Anyone who follows Charlie Pierce on Facebook knows the guy was born to be a political blogger. Few combine snark, outrage and an eye for interesting links better than he.
Well, now Jim Romenesko reports that Pierce is leaving the Boston Globe Magazine to become the lead writer for Esquire magazine’s “Politics Blog.” (Pierce was already a contributing editor for Esquire.) Editor-in-chief David Granger says:
Charlie is going to make Esquire.com’s “The Politics Blog” one of the very few political blogs one has to read every day, all day. He is one of the great American voices, and we’re confident that he will lead a national conversation during what should be the most entertaining political season of our lifetimes.
The timing is a bit awkward for the Globe. While you still can, check out a video of Pierce talking about his favorite writers, which he made as part of a Globe ad campaign.
In 2009 I wrote about Pierce’s book “Idiot America” for the Guardian. Pierce is a longtime friend of Media Nation, and I wish him the best.
Update: Turns out there was more to Pierce’s departure from the Globe. Jack Sullivan of CommonWealth Magazine reports that Pierce was disciplined for writing an “intemperate and intolerant” blog post about Tea Party Senate candidate Christine O’Donnell for Esquire last year.
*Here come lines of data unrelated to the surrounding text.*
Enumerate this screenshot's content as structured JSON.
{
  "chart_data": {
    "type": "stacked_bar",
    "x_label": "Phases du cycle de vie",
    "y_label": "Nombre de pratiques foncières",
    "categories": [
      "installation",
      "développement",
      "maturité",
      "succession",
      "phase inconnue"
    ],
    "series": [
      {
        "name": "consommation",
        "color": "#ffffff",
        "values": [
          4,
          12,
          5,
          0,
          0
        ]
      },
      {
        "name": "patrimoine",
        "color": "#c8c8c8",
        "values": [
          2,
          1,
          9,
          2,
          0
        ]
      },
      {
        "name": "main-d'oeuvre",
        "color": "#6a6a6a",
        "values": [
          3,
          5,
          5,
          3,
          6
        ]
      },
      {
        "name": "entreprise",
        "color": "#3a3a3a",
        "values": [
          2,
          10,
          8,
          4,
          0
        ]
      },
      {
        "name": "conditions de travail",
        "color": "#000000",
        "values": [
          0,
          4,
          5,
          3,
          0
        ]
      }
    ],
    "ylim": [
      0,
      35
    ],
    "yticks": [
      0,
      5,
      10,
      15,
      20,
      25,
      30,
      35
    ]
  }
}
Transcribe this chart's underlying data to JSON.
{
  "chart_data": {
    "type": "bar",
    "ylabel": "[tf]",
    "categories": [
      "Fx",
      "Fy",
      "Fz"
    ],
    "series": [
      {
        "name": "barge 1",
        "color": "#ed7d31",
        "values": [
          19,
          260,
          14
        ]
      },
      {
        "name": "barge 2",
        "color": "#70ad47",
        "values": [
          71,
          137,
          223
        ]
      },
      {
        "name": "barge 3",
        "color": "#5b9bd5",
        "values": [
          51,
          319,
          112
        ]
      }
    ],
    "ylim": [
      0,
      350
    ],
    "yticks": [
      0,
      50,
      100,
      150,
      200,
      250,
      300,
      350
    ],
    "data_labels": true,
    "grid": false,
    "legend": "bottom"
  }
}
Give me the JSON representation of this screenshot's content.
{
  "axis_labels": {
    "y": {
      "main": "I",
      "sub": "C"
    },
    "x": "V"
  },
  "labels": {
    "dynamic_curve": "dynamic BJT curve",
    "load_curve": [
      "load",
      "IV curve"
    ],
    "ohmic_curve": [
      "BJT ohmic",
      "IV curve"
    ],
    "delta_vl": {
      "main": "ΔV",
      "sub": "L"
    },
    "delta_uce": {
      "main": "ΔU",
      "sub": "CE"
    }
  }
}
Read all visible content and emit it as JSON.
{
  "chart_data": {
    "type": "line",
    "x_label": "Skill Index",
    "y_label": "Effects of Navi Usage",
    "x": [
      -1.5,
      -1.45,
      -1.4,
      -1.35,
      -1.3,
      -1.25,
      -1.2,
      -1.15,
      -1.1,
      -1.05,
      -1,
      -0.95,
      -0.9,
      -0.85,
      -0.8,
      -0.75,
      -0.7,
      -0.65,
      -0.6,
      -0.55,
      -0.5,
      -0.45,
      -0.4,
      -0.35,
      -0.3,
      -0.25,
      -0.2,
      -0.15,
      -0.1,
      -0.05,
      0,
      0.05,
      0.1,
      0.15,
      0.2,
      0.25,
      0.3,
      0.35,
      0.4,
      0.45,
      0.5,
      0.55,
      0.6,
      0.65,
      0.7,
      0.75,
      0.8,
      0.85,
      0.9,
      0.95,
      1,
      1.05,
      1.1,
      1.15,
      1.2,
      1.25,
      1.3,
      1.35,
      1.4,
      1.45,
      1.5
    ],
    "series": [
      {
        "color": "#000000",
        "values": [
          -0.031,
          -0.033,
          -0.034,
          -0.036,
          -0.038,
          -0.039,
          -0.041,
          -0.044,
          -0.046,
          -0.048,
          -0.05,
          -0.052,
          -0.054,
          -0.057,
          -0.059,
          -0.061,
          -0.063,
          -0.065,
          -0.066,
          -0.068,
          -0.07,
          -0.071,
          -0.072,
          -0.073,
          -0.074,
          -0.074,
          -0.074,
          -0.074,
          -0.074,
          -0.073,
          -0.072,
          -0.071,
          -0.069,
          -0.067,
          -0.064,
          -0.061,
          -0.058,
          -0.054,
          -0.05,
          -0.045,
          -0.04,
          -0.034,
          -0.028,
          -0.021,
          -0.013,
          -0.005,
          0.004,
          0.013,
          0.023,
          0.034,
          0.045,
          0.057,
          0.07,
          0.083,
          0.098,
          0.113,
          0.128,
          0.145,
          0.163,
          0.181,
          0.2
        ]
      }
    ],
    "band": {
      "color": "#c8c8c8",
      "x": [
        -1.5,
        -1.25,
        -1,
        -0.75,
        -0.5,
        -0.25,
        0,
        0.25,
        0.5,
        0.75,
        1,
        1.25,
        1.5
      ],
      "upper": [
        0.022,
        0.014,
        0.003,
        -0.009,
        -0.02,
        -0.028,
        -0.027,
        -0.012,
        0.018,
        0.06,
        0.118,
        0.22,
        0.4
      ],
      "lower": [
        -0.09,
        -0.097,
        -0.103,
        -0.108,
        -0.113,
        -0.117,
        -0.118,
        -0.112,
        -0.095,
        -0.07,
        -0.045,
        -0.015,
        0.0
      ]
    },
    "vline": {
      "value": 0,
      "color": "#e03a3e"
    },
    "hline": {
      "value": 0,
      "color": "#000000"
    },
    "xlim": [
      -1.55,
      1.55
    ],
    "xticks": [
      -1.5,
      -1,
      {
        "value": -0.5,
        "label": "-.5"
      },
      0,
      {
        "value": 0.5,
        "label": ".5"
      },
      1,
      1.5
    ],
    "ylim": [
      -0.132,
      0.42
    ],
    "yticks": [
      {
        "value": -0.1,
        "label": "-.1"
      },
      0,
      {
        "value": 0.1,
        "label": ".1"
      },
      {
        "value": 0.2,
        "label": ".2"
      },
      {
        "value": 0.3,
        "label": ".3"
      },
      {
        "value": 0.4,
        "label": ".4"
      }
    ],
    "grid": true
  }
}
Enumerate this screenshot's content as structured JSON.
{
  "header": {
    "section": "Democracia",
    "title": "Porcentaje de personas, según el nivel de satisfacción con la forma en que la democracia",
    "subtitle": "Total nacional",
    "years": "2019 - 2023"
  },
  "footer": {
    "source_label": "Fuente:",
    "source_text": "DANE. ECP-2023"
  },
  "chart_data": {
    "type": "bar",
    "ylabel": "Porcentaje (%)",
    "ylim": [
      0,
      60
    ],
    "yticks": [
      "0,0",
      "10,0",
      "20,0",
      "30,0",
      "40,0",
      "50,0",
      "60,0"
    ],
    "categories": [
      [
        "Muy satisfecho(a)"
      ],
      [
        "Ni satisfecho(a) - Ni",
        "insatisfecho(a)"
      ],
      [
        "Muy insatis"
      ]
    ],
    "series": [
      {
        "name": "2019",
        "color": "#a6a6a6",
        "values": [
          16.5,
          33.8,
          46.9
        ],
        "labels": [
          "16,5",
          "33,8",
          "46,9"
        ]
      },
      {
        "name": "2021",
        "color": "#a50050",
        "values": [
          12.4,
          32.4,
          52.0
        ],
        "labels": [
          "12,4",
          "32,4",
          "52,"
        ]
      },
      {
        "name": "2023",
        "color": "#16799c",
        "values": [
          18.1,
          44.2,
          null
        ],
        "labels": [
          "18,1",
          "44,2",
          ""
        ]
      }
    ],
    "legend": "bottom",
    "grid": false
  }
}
Among other things, he called her a “sideshow freak” and a “crackpot,” observations that might seem unremarkable to anyone familiar with Pierce’s writing style, O’Donnell’s bona fides or both.
Pierce currently has a union grievance pending against management. Pierce told Sullivan, “You could probably safely say ‘yes’” as to whether the dispute was among the factors that persuaded him to leave.
It would be easy to rip Globe managers for letting one of their most original writers walk over such a minor matter. But I understand why a paper like the Globe prohibits its writers from going postal for other publications, much as that policy might seem archaic in the Internet era. So I’ll leave it at this: What Pierce wrote for Esquire was precisely what the Globe could have anticipated he would write — it was standard-issue Pierce, neither more nor less caustic than his political writing in general. (Good Lord, have they read “Idiot America”?)
And the Globe is losing a lot more than it’s gaining.